States generally also require people to actively look for work as a condition of receiving unemployment benefits. States suspended the rule early in the pandemic, but many have reinstated it — meaning recipients already need to look for work to continue receiving aid.
‘Massive readjustment’
More time and labor-market data are needed to make an accurate assessment of the $300, according to Peter Ganong, an assistant professor of public policy at the University of Chicago, who’s studied the relationship between unemployment benefits and work disincentives during the pandemic.
“The labor market is undergoing a massive readjustment right now,” Ganong said on Twitter. “Let’s wait for data rather than making policy based on anecdotes.”
It’s also challenging to make national policy prescriptions for something that varies region by region.
In Montana, for example, the labor market appears to be close to pre-Covid status, unlike the rest of the U.S., Ganong said. (Montana is one of the states opting to end access to enhanced benefits.)
The $300 benefits also help stimulate the economy, Marinescu said.

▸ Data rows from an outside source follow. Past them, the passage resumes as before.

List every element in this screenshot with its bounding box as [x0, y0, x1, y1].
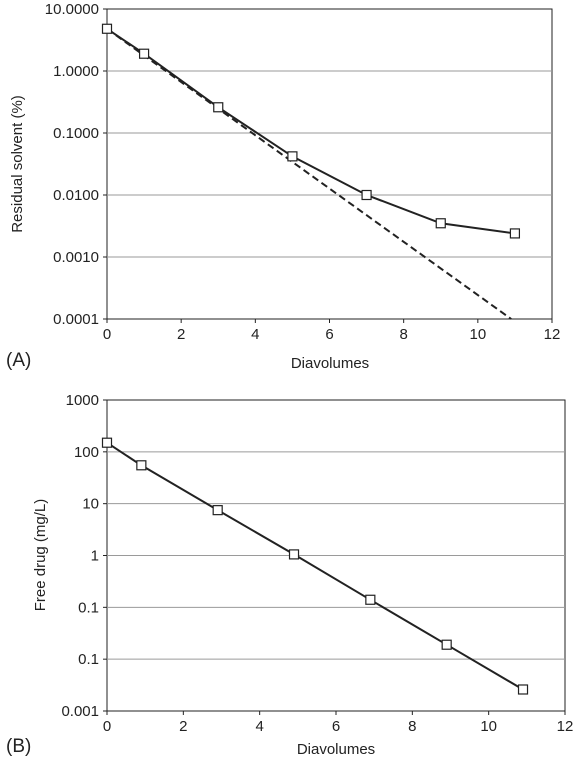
- data-point: [212, 505, 223, 516]
- data-point: [365, 594, 376, 605]
- y-tick-label: 0.1000: [53, 125, 99, 142]
- panel-a-series: [101, 23, 521, 320]
- series-line-2: [106, 27, 512, 320]
- x-tick-label: 12: [544, 326, 561, 343]
- y-tick-label: 1: [91, 548, 99, 565]
- y-tick-label: 10: [82, 496, 99, 513]
- x-tick-label: 10: [480, 718, 497, 735]
- y-tick-label: 0.0010: [53, 249, 99, 266]
- data-point: [517, 684, 529, 695]
- y-tick-label: 0.001: [61, 703, 99, 720]
- y-tick-label: 0.0100: [53, 187, 99, 204]
- x-tick-label: 4: [251, 326, 259, 343]
- x-tick-label: 10: [469, 326, 486, 343]
- x-tick-label: 0: [103, 326, 111, 343]
- panel-a-label: (A): [6, 350, 31, 371]
- data-point: [441, 639, 452, 650]
- panel-b-x-axis-title: Diavolumes: [297, 741, 375, 758]
- panel-b: 0 2 4 6 8 10 12 1000 100 10 1 0.1 0.1 0.001 Diavolum…: [6, 392, 573, 758]
- data-point: [361, 189, 372, 201]
- data-point: [101, 23, 113, 34]
- panel-a-frame: [106, 8, 553, 320]
- panel-a: 0 2 4 6 8 10 12 10.0000 1.0000 0.1000 0.0100 0.001…: [6, 1, 560, 372]
- data-point: [509, 228, 521, 239]
- x-tick-label: 2: [179, 718, 187, 735]
- panel-a-y-ticks: 10.0000 1.0000 0.1000 0.0100 0.0010 0.0001: [45, 1, 107, 328]
- panel-a-x-axis-title: Diavolumes: [291, 355, 369, 372]
- series-line-1: [106, 27, 516, 235]
- y-tick-label: 0.1: [78, 599, 99, 616]
- x-tick-label: 2: [177, 326, 185, 343]
- panel-b-y-axis-title: Free drug (mg/L): [32, 499, 49, 612]
- x-tick-label: 8: [408, 718, 416, 735]
- x-tick-label: 6: [332, 718, 340, 735]
- y-tick-label: 10.0000: [45, 1, 99, 18]
- data-point: [435, 218, 446, 229]
- y-tick-label: 0.1: [78, 651, 99, 668]
- data-point: [101, 437, 113, 448]
- x-tick-label: 4: [255, 718, 263, 735]
- x-tick-label: 0: [103, 718, 111, 735]
- y-tick-label: 1000: [66, 392, 99, 409]
- panel-a-gridlines: [107, 70, 552, 258]
- x-tick-label: 8: [399, 326, 407, 343]
- y-tick-label: 1.0000: [53, 63, 99, 80]
- series-line-1: [106, 441, 524, 691]
- panel-b-gridlines: [107, 451, 565, 660]
- panel-b-y-ticks: 1000 100 10 1 0.1 0.1 0.001: [61, 392, 107, 720]
- data-point: [213, 102, 224, 113]
- panel-a-y-axis-title: Residual solvent (%): [9, 95, 26, 233]
- panel-a-x-ticks: 0 2 4 6 8 10 12: [103, 319, 561, 343]
- data-point: [288, 549, 300, 560]
- panel-b-x-ticks: 0 2 4 6 8 10 12: [103, 711, 574, 735]
- x-tick-label: 12: [557, 718, 574, 735]
- panel-b-series: [101, 437, 529, 695]
- data-point: [138, 48, 150, 59]
- x-tick-label: 6: [325, 326, 333, 343]
- panel-b-label: (B): [6, 736, 31, 757]
- data-point: [287, 151, 298, 162]
- data-point: [136, 460, 147, 471]
- y-tick-label: 100: [74, 444, 99, 461]
- y-tick-label: 0.0001: [53, 311, 99, 328]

Taking them away at a national level may lead to less household spending — potentially reducing demand for business’ goods and undercutting the need to hire more workers.
“It’s not a black-and-white picture,” Marinescu said. “Everyone is experiencing some period of adjustment.”
“At some point, [the $300] is going to result in a shortfall in employment,” she added. But it’s hard to know when that is.”